The purpose of the read-in is to introduce students to African-American literature, Hazel Carlos, an English professor, said in an email to The Courier.
“This year we hope to present poems that speak to the times [and] that demonstrate a continued effort on the part of poets to address issues of their time,” Carlos said.
This year’s theme is Poetry for Our Times. Carlos said she hopes the theme showcases the strength and courage people have displayed throughout history. She also said she hopes the event emphasizes the beauty of language and how influential it can be in pushing people through difficult times.
Brookhaven’s African-American Read-In will carry a special message in response to the current sociopolitical environment, Carlos said. “We begin in slavery and come all the way up to President Obama, communicating a range of emotions, but always with an underlying theme of hope, unity and faith in America and its promises.”
The Dallas African-American Read-In was founded by Carla Ranger, then executive director of Dallas County Community College District’s office of educational partnerships, according to a 2006 district press release.
“Through the read-in, we share the joys of literature and the legacy of African-American writers with members of the community, creating a celebration of families and friends based on books, stories, poetry and essays,” Ranger said.

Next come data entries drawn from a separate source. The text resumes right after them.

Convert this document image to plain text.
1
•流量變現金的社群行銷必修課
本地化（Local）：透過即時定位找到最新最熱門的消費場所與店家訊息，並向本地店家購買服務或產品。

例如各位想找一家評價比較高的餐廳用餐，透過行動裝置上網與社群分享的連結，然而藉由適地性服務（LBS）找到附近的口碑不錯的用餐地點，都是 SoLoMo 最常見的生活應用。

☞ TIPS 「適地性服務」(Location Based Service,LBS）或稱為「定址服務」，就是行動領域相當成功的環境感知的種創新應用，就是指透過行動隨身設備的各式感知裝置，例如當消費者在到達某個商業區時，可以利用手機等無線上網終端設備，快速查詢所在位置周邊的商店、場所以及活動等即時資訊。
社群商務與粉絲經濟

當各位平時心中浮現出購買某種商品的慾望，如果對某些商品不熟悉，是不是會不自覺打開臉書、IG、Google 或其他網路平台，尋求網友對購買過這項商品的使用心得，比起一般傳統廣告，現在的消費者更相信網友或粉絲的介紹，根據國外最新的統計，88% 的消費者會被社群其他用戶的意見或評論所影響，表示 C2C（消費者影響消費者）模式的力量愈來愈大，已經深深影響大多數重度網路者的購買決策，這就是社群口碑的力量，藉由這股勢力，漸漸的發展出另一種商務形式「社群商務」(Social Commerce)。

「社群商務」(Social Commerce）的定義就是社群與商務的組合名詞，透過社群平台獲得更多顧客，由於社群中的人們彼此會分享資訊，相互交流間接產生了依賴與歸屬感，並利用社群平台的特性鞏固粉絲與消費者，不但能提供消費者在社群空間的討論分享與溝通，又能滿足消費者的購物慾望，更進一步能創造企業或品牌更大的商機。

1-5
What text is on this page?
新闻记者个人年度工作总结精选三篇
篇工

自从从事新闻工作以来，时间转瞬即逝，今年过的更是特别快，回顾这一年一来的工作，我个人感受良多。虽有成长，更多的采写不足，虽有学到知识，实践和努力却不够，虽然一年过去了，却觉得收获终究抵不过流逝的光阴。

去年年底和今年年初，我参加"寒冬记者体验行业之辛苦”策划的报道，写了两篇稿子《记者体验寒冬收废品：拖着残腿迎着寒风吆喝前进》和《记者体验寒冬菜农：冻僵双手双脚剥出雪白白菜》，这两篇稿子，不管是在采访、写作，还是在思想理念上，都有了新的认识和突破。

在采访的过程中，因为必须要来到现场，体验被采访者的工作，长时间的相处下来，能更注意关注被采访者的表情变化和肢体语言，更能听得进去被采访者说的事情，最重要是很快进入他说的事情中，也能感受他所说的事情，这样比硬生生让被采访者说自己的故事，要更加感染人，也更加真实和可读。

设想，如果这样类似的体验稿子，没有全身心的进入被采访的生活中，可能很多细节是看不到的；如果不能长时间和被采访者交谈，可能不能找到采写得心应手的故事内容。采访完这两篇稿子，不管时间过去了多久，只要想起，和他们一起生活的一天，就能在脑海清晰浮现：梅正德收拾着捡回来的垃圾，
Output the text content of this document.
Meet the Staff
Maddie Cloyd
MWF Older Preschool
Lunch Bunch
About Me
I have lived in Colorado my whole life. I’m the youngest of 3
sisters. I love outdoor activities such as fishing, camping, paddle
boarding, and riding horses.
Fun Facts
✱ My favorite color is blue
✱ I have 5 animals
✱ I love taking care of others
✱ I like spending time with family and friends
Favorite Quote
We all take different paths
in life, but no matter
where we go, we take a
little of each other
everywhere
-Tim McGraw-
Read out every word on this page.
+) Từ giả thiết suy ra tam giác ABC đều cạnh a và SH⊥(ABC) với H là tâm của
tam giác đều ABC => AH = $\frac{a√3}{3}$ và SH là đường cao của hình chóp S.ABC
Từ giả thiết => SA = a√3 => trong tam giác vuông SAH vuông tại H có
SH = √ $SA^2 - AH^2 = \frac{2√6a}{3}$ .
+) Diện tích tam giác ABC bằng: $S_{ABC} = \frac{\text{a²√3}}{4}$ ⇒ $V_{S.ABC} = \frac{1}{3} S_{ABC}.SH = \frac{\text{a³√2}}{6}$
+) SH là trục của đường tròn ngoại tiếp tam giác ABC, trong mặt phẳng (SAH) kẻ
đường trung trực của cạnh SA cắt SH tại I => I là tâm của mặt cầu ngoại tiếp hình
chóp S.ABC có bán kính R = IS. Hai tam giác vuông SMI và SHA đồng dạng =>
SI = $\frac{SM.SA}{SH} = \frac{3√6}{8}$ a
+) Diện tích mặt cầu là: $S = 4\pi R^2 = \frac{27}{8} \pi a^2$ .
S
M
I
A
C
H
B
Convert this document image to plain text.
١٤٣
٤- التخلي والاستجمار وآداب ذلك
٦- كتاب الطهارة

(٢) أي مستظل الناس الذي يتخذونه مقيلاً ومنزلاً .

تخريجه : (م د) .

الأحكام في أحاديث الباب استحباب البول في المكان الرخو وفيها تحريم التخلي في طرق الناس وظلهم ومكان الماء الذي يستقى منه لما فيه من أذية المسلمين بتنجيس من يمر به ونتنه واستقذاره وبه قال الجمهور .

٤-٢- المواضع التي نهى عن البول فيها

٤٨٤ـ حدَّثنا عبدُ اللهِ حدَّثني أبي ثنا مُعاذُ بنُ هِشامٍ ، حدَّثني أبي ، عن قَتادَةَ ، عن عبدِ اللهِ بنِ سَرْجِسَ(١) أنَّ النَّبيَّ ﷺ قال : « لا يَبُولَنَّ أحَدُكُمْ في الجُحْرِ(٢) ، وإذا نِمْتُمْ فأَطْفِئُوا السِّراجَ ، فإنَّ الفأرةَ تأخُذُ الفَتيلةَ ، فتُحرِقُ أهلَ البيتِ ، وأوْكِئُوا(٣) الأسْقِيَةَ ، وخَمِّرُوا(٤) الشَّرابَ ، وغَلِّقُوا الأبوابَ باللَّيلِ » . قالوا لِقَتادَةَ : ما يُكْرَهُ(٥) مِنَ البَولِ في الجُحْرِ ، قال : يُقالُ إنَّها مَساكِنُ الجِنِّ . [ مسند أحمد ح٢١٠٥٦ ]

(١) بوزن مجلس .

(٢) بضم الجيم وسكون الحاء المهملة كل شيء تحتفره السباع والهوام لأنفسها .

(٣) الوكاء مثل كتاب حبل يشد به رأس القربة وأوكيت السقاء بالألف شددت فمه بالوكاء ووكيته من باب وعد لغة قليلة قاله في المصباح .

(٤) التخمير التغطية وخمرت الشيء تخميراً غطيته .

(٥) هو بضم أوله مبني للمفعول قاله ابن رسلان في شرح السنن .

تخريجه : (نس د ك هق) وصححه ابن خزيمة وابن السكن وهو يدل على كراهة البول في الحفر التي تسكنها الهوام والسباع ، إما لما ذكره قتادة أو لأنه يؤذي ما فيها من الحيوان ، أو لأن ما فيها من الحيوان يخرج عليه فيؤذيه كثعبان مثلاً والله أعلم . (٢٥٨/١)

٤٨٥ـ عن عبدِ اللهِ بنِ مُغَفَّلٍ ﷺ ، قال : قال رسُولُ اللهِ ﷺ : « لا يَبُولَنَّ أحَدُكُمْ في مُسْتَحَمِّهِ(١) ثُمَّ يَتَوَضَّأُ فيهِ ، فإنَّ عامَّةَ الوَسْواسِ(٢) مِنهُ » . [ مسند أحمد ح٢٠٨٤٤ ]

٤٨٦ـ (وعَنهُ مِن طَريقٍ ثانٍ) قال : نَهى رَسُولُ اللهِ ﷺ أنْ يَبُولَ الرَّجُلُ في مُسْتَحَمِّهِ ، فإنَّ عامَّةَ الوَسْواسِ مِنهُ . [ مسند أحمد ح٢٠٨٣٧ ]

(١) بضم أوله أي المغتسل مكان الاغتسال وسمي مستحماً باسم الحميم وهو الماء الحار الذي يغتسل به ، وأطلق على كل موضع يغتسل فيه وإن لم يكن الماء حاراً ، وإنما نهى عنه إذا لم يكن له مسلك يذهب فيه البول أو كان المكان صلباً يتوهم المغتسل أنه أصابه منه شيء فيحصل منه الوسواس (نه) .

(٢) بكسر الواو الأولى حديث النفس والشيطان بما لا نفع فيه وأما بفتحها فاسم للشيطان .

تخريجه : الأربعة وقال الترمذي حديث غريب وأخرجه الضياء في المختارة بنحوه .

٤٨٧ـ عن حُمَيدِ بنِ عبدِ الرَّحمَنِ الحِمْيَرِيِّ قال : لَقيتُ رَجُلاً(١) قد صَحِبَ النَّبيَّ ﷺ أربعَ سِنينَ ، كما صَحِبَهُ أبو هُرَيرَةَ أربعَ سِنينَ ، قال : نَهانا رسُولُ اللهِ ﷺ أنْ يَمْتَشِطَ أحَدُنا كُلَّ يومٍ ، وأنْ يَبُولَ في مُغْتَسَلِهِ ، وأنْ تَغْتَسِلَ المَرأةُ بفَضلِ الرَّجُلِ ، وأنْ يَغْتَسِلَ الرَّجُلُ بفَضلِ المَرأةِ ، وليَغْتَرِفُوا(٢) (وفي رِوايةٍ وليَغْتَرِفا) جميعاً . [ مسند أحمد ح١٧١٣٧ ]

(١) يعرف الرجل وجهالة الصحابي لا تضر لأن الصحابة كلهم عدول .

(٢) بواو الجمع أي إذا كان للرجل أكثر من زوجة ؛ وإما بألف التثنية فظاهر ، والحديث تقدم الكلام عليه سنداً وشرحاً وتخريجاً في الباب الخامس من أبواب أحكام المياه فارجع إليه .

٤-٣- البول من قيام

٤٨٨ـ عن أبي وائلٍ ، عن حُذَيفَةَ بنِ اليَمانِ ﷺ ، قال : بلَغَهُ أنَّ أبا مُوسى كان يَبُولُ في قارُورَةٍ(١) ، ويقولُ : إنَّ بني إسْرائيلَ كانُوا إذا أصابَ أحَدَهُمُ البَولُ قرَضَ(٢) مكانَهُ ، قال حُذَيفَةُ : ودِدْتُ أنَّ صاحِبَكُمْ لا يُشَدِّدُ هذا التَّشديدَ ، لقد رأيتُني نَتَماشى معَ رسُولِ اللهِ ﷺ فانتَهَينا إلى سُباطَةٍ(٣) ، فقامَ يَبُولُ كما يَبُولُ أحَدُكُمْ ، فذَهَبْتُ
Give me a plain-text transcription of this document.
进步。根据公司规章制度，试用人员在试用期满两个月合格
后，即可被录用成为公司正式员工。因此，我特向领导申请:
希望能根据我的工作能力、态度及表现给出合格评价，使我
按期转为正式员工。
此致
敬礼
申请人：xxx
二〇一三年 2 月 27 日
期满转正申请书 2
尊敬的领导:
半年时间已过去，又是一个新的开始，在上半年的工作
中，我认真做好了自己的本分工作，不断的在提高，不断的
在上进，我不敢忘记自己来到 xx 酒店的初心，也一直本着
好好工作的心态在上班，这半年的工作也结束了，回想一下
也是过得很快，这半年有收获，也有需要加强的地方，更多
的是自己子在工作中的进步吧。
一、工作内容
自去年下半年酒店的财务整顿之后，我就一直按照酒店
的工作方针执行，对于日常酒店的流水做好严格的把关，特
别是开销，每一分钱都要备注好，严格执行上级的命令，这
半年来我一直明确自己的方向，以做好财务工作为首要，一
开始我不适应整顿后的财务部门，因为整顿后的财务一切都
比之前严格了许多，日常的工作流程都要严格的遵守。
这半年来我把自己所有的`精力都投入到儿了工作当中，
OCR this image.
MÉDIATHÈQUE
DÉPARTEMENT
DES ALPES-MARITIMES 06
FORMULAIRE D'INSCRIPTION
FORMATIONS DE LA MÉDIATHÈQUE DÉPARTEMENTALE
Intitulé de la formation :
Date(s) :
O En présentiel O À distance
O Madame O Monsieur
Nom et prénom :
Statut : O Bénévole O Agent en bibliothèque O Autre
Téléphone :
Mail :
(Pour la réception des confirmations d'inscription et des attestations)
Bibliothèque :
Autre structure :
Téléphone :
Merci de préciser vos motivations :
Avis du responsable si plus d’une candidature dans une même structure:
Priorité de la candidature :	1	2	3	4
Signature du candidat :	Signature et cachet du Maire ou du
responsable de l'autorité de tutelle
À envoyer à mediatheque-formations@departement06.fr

Brookhaven’s program is not limited to poetry readings. Carlos said past African-American Read-Ins presented dance and excerpts from impactful speeches.
During the November 1989 meeting, the Black Caucus of the National Council of Teachers of English accepted a recommendation that the Black Caucus sponsor a nationwide read-in on the first Sunday of February, according to NCTE.org. The idea originated with Dr. Jerrie Cobb Scott, an active member of NCTE and the Black Caucus.
According to NCTE Council Chronicle, “the African-American Read-In is built on the confident belief that a community literary event can inspire diversity, encourage reading among younger generations and promote talented African-American authors.” The goal is for African-American read-ins to eventually become a central part of Black History Month celebrations.